Ask Thoughtful Questions. The following are examples of common questions you may ask the interviewer. You may follow-up the answers to reassure the interviewer that you are up to the job and excited about the opportunity.

  • Why is this position vacant?
  • What have your most successful candidates brought to the company?
  • What challenges is the company currently facing?
  • How do you retain your top talent?
  • Why do you work for this company?
  • What are the responsibilities and accountabilities of this position?
  • Please describe an average day on this job.
  • What aspects of this job would you like to see performed better?
  • What are the key challenges or problems of this position?
  • Where can I go from here, assuming that I meet/exceed the job responsibilities?
  • How would you describe the ideal candidate?
  • What are the employer's short- and long-range objectives?
  • What are some outside influences that affect company growth?
  • Where does the company excel? What are its limitations?
  • When and how will I be evaluated?
  • What are the performance standards?
  • With whom would I be working?
  • Who would be my supervisor?
  • Who would I supervise?
  • What is the department's environment like?
  • When will you make the hiring decision?

Illegal Questions. The following are examples of questions that an interviewer should not ask during a job interview. If you are asked, you may politely decline to answer.

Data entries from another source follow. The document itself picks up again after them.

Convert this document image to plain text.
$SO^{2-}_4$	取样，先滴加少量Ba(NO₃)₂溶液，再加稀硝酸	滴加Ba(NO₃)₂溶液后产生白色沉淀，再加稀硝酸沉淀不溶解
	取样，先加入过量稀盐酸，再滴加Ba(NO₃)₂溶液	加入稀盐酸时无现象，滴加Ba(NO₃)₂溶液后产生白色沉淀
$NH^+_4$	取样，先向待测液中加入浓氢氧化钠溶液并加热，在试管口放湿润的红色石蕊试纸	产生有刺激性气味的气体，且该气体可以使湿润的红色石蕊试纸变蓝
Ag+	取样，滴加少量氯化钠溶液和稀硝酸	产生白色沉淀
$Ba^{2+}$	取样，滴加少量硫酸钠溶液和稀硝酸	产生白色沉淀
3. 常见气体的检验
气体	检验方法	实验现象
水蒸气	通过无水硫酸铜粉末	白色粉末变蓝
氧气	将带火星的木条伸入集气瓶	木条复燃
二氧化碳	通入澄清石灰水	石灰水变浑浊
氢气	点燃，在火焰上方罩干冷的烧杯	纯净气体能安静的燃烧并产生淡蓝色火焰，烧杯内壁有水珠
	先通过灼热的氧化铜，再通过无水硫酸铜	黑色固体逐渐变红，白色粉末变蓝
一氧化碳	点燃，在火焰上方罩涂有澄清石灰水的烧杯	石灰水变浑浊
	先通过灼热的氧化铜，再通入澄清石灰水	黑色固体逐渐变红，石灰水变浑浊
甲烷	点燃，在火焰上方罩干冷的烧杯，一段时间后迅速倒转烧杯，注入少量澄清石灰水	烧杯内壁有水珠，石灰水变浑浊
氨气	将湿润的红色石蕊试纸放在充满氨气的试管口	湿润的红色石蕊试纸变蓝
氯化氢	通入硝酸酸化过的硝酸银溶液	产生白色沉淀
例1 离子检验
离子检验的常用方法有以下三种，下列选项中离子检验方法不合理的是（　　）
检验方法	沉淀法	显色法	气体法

  • What is or was your spouse's name or line of work?
  • Have you ever filed a Workers' Compensation claim or been injured on the job?
  • Do you have any physical conditions that would prevent you from performing the job?
  • Have you ever been arrested?
  • What is your hair/eye color?
  • What is your height/weight?
  • Have you ever been hospitalized? If so, for what condition?
  • Have you ever been treated by a psychiatrist or psychologist? If so, for what condition?
  • How many days were you absent from work because of illness last year?
  • Are you taking any prescribed drugs?
  • Have you ever been treated for drug addiction or alcoholism?

Discussing Salary. In general, it is best to avoid discussing money, benefits, or vacation time during the interview. This discussion is best left until you receive an offer, as you want to keep the focus on why the employer should hire you. If the interviewer asks about your salary needs directly, you can provide a salary range or the salary from your previous job.